Elder C. Scott Grow was born to Cecil Wood Grow and Elsie May Lee Grow on May 5, 1948, in Moscow, Idaho. He was raised in Boise, Idaho, and resided in Meridian, Idaho. He graduated from Brigham Young University in accounting and worked with major accounting and business consulting firms before establishing his own accounting partnership.
Sustained to the First Quorum of the Seventy April 2, 2005, Elder Grow could look back on his life and see a chain of experiences and the influence of numerous spiritual leaders that, through their example, taught him the lessons he would now draw upon.
His father, for example, never left on vacation without completing his Church assignments as a ward or stake clerk or bishopric member.
"We would always stop by the ward meetinghouse and Mom and I would sit in the car up to an hour at a time, waiting while Dad would do his Church work."
Raised in Boise, Idaho, Elder Grow was almost 8 years old before the first of his three younger brothers was born. Because of the age difference, he was an only child for much of his early youth.
"Mom spent a lot of time with me," he said, recalling hours at the Boise train depot and park. "I remember years of doing dishes with Mom. She would always wash. I would always dry and we would just talk."

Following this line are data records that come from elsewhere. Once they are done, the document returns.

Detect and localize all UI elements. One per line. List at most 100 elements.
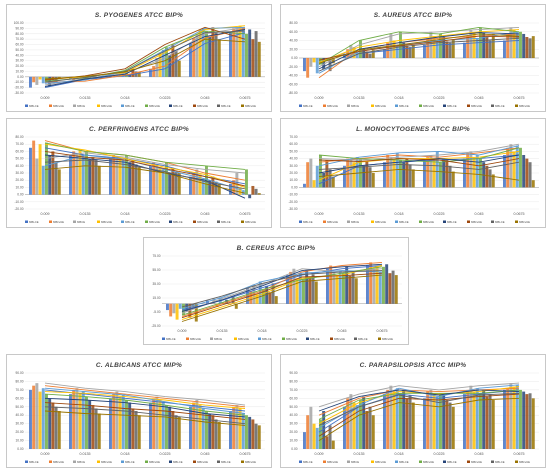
bar	[41, 76, 45, 84]
bar	[328, 58, 332, 72]
bar	[503, 389, 506, 449]
bar	[531, 180, 535, 188]
y-tick-label: 10.00	[16, 69, 24, 73]
bar	[343, 53, 346, 58]
bar	[426, 157, 430, 188]
legend-swatch	[193, 220, 196, 223]
bar	[51, 402, 55, 449]
bar	[352, 162, 356, 188]
bar	[325, 436, 329, 449]
series-line	[44, 406, 246, 425]
legend-swatch	[347, 104, 350, 107]
bar	[312, 58, 316, 63]
bar	[208, 36, 212, 77]
legend-swatch	[97, 220, 100, 223]
bar	[479, 158, 482, 188]
bar	[375, 265, 379, 304]
bar	[88, 158, 92, 195]
legend-label: MBCE	[77, 104, 85, 108]
series-line	[44, 38, 246, 80]
series-line	[44, 143, 246, 188]
legend-label: MBLVAE	[375, 460, 386, 464]
bar	[112, 155, 116, 195]
bar	[198, 29, 202, 77]
legend-label: MBLCE	[173, 104, 183, 108]
bar	[355, 405, 359, 449]
legend-label: MBLCE	[447, 104, 457, 108]
bar	[32, 140, 36, 195]
bar	[448, 402, 452, 449]
bar	[257, 41, 261, 77]
chart-panel-s-aureus: S. AUREUS ATCC BIP% 80.00 60.00 40.00 20.00 0…	[280, 4, 546, 112]
y-tick-label: 40.00	[290, 413, 298, 417]
bar	[169, 303, 173, 317]
bar	[435, 396, 439, 449]
y-tick-label: -30.00	[14, 91, 23, 95]
bar	[174, 51, 178, 77]
x-tick-label: 0.0135	[80, 452, 91, 456]
legend-label: MBCE	[77, 460, 85, 464]
bar	[402, 162, 406, 188]
bar	[205, 165, 208, 195]
legend-label: MBLCE	[262, 337, 272, 341]
legend-swatch	[25, 104, 28, 107]
y-tick-label: -10.00	[14, 80, 23, 84]
bar	[445, 400, 449, 449]
legend-label: MBLVAE	[101, 460, 112, 464]
bar	[315, 427, 319, 449]
x-tick-label: 0.009	[41, 452, 50, 456]
x-tick-label: 0.0675	[377, 329, 388, 333]
bar	[198, 405, 202, 449]
bar	[38, 144, 42, 195]
bar	[408, 164, 412, 188]
bar	[408, 394, 412, 449]
y-tick-label: 10.00	[290, 439, 298, 443]
legend-label: MBLCE	[125, 220, 135, 224]
bar	[94, 408, 98, 449]
legend-label: MBLCE	[166, 337, 176, 341]
y-tick-label: 60.00	[290, 30, 298, 34]
x-tick-label: 0.0225	[434, 96, 445, 100]
bar	[152, 162, 156, 195]
legend-label: MBLCE	[495, 104, 505, 108]
bar	[429, 31, 433, 58]
legend-label: MBLVAE	[382, 337, 393, 341]
y-tick-label: 30.00	[290, 422, 298, 426]
bar	[522, 33, 526, 58]
series-line	[318, 145, 520, 167]
bar	[121, 394, 125, 449]
bar	[306, 415, 310, 449]
bar	[506, 147, 510, 188]
bar	[394, 275, 398, 304]
bar	[32, 76, 36, 83]
bar	[165, 405, 168, 449]
bar	[152, 398, 156, 449]
y-tick-label: 20.00	[290, 171, 298, 175]
bar	[54, 406, 58, 449]
bar	[365, 411, 369, 449]
bar	[72, 389, 76, 449]
legend-swatch	[515, 104, 518, 107]
bar	[445, 160, 449, 188]
bar	[385, 264, 389, 304]
legend-swatch	[371, 220, 374, 223]
bar	[75, 152, 79, 195]
bar	[255, 294, 259, 304]
bar	[97, 165, 101, 195]
series-line	[318, 33, 520, 79]
bar	[118, 396, 122, 449]
legend-label: MBLCE	[173, 460, 183, 464]
bar	[289, 271, 293, 304]
bar	[189, 176, 192, 195]
bar	[506, 33, 510, 58]
legend-swatch	[347, 220, 350, 223]
bar	[295, 278, 299, 304]
legend-swatch	[467, 104, 470, 107]
legend-label: MBLCE	[29, 104, 39, 108]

Elder Grow first recalled, while attending Junior Sunday School, knowing Joseph Smith was a prophet of God. "It didn't seem strange at all to me that God would speak to a 14-year-old boy," he said. Elder Grow said his testimony began to blossom as a seven-year-old. While singing “Joseph Smith’s First Prayer” (Hymns, no. 26), he received a witness that Joseph Smith was a prophet of God. He also read the Book of Mormon for the first time as a child.
Since that time Elder Grow’s understanding of gospel doctrine has flourished, strengthening his testimony and giving him a firm foundation. “I have never had any doubt that Jesus Christ is our Savior and Redeemer,” Elder Grow said.
But his true youthful loves were track and cross country; he would later participate in both as a student at Brigham Young University.
However, Elder Grow contracted typhoid and hepatitis while serving in the Southeast Mexico Mission from 1967 to 1969 and did not pick up the sports after his return home.
It was on his mission that he learned to be "more outgoing" and to "relate to those with a background different than mine."
He also saw the hand of the Lord directing and building His earthly kingdom. On one occasion, while serving in Veracruz, Mexico, Elder Grow and his companion met a "family that said they had been praying for several days for God to send His representatives to them." The missionaries taught and baptized every member of the family, except a 7-year-old daughter named Leticia.
Elder Grow promised the little girl, who was not old enough to join her family in baptism, that if he ever had a daughter, he would name her Leticia.
Upon his return from Mexico, Elder Grow married his sweetheart, Rhonda Lee Patten, in the Salt Lake Temple. The two — although from different towns and attending different universities — had shared a "romance of writing" for more than three years. They did not postpone starting a family and named their first child, a girl, Leticia.
Elder Grow worked as a certified public accountant and served in numerous Church callings as the family grew to include eight children. The family settled in Meridian, Idaho, and spent free time hiking and skiing. "Our kids would say that we mostly worked," said Sister Grow.
Although they were both raised in the city, the couple followed advice given to them by Elder L. Aldin Porter (then a regional representative). They built a home on a five-acre (two-ha) property where they could raise horses, cows, chickens, and sheep in order to help their children cultivate an appreciation for work. The children had the responsibility to water animals and move irrigation pipes. "We weren't very good farmers," Sister Grow explained.
And when Elder Grow was called, at the age of 39, as president of the Uruguay Montevideo Mission, Elder and Sister Grow packed 26 pieces of luggage and moved their children — ages 2 to 17 — and the family's dog to Uruguay.
The experience was one of the family's best, as the children learned Spanish and participated in missionary work.
"I think we are very ordinary," said Sister Grow of her family. "I think we relate to people who are very common, because we are from Idaho. We are simple people, really."
"We are not highly educated, not sophisticated, not wealthy," added Elder Grow.
Considering that, they say, they are grateful for all of their life's rich experiences.
Elder Grow, who was called as an Area Authority in 1995, "lived the history of that position." He would later become one of only two Area Authorities at the time to serve as an area president.
As a new General Authority, Elder Grow looked forward to the opportunity to perform the marriage of his youngest daughter, Rachel, to Boyd Law on May 7, 2005 in the Boise Idaho Temple.
Elder Grow also looked forward to numerous other opportunities, eager to serve the Lord.
"He has an unusual gift of enthusiasm and optimism," said Sister Grow. "It is nice to live with someone who is so positive."
Before his recent call to full-time Church service, Elder Grow served as an Area Seventy and as President of the Idaho Area. He also served as counselor in the North America Northwest Area Presidency, stake president, counselor in two stake presidencies, mission president, high councilor, stake Young Men president, bishop’s counselor, and full-time missionary in the Southeast Mexico Mission.